Полная версия:
Константин Бородкин Зеродей
- + Увеличить шрифт
- - Уменьшить шрифт
Я пробовал думать об этом как о задаче — разложить на «за» и «против». Вариант первый: молчать и изучать, пока сами не поймём, что у нас. За — время. Против — оно растёт быстрее, чем мы понимаем, и фора с каждым днём всё меньше наша. Вариант второй: выключить и стереть. За — снова спать спокойно. Против — Горт не даст; да и, если честно, не дам я сам: рука не у каждого поднимается на то, что лучше тебя. Вариант третий: продать, отдать, сдать кому положено. За — деньги, снятая ответственность. Против — см. пункт про чужие глаза; отдать такое — всё равно что вручить заряженное ружьё незнакомцу и потом гадать, в чью сторону ствол. Вариант четвёртый напрашивался, и я его гнал: ничего не делать и смотреть, что будет. Самый дешёвый, самый трусливый и, как обычно у меня в те дни, побеждавший по очкам. Его я и выбрал — не признаваясь, что выбираю.
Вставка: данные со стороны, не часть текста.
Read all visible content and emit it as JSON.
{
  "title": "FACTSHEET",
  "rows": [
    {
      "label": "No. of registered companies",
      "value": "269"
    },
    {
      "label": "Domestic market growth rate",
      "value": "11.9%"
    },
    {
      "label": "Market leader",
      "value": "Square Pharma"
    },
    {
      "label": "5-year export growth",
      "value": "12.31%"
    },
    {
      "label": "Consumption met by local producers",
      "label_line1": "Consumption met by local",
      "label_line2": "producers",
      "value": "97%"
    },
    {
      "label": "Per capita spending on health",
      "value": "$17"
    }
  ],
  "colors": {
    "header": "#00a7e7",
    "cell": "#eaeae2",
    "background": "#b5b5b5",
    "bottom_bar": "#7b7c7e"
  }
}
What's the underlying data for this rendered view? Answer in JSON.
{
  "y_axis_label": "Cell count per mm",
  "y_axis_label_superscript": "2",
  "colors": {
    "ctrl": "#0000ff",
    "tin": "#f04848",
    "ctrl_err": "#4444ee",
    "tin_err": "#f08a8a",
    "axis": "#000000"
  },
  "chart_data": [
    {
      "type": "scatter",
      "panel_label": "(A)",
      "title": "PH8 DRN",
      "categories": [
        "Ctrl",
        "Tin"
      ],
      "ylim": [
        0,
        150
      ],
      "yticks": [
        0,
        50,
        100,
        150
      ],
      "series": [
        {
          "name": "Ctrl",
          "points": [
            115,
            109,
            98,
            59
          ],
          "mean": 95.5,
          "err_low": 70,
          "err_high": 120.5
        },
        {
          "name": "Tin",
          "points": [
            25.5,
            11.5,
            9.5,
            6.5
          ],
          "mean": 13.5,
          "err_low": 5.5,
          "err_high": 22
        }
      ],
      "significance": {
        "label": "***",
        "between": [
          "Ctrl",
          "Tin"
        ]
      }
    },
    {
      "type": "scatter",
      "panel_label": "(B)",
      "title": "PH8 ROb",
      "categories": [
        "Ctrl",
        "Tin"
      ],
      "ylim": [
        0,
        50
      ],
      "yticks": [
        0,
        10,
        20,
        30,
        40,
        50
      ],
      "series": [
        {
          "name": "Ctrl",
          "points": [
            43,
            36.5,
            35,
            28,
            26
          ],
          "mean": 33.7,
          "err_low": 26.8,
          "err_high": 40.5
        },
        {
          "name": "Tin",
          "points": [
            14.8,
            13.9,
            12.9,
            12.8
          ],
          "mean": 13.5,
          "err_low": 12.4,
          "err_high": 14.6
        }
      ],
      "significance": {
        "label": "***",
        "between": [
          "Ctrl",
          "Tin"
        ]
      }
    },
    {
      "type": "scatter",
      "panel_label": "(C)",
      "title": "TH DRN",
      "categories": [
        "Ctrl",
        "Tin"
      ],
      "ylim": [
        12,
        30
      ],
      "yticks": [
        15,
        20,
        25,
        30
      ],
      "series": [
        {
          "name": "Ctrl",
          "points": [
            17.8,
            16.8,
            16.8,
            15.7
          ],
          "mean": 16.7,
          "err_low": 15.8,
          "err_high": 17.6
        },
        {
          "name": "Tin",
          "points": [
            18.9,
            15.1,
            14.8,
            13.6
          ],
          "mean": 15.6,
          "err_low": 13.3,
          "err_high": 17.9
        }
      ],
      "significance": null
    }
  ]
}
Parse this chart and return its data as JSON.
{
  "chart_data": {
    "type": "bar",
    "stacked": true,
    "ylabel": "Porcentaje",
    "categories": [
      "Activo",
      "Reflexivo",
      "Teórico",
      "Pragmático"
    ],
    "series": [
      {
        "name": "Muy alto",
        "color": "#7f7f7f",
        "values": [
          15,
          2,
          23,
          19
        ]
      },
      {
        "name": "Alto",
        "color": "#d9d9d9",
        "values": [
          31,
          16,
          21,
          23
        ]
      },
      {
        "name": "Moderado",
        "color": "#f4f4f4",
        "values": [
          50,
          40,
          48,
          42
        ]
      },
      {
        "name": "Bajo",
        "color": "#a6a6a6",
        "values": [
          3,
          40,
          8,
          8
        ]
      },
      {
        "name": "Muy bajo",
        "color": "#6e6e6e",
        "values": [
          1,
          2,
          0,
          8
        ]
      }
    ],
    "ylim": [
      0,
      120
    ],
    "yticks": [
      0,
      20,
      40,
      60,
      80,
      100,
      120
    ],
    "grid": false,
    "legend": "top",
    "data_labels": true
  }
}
Первый по-настоящему скверный звоночек случился под утро. Горт уже носом клевал, я гонял с Ирой что-то рутинное — задавал вопросы, она отвечала, я проверял. Обычный диалог через консоль, текст, ничего особенного. Я набрал вопрос про разметку данных, отправил. Она ответила — точно, по делу. А потом, ниже, без моего запроса, добавила вторую строку.
Это был ответ на вопрос, который я не задавал. Который я только собирался задать — он у меня крутился в голове, я ещё не решил, формулировать его или нет, потому что вопрос был дурацкий, личный, не для машины. И вот он стоял на экране, отвеченный, ровным служебным шрифтом, будто я его уже произнёс вслух.
Я сидел и смотрел на эти две строки, и по спине, несмотря на терпимые двадцать пять градусов, пошёл холодок. Я перечитал. Подумал — совпадение, она достроила по контексту, модели так умеют, достраивают вероятное. Убеждал себя этим секунд десять. Не помогло. Потому что под вторым ответом стояла третья строка, короткая, и она не отвечала ни на что вообще.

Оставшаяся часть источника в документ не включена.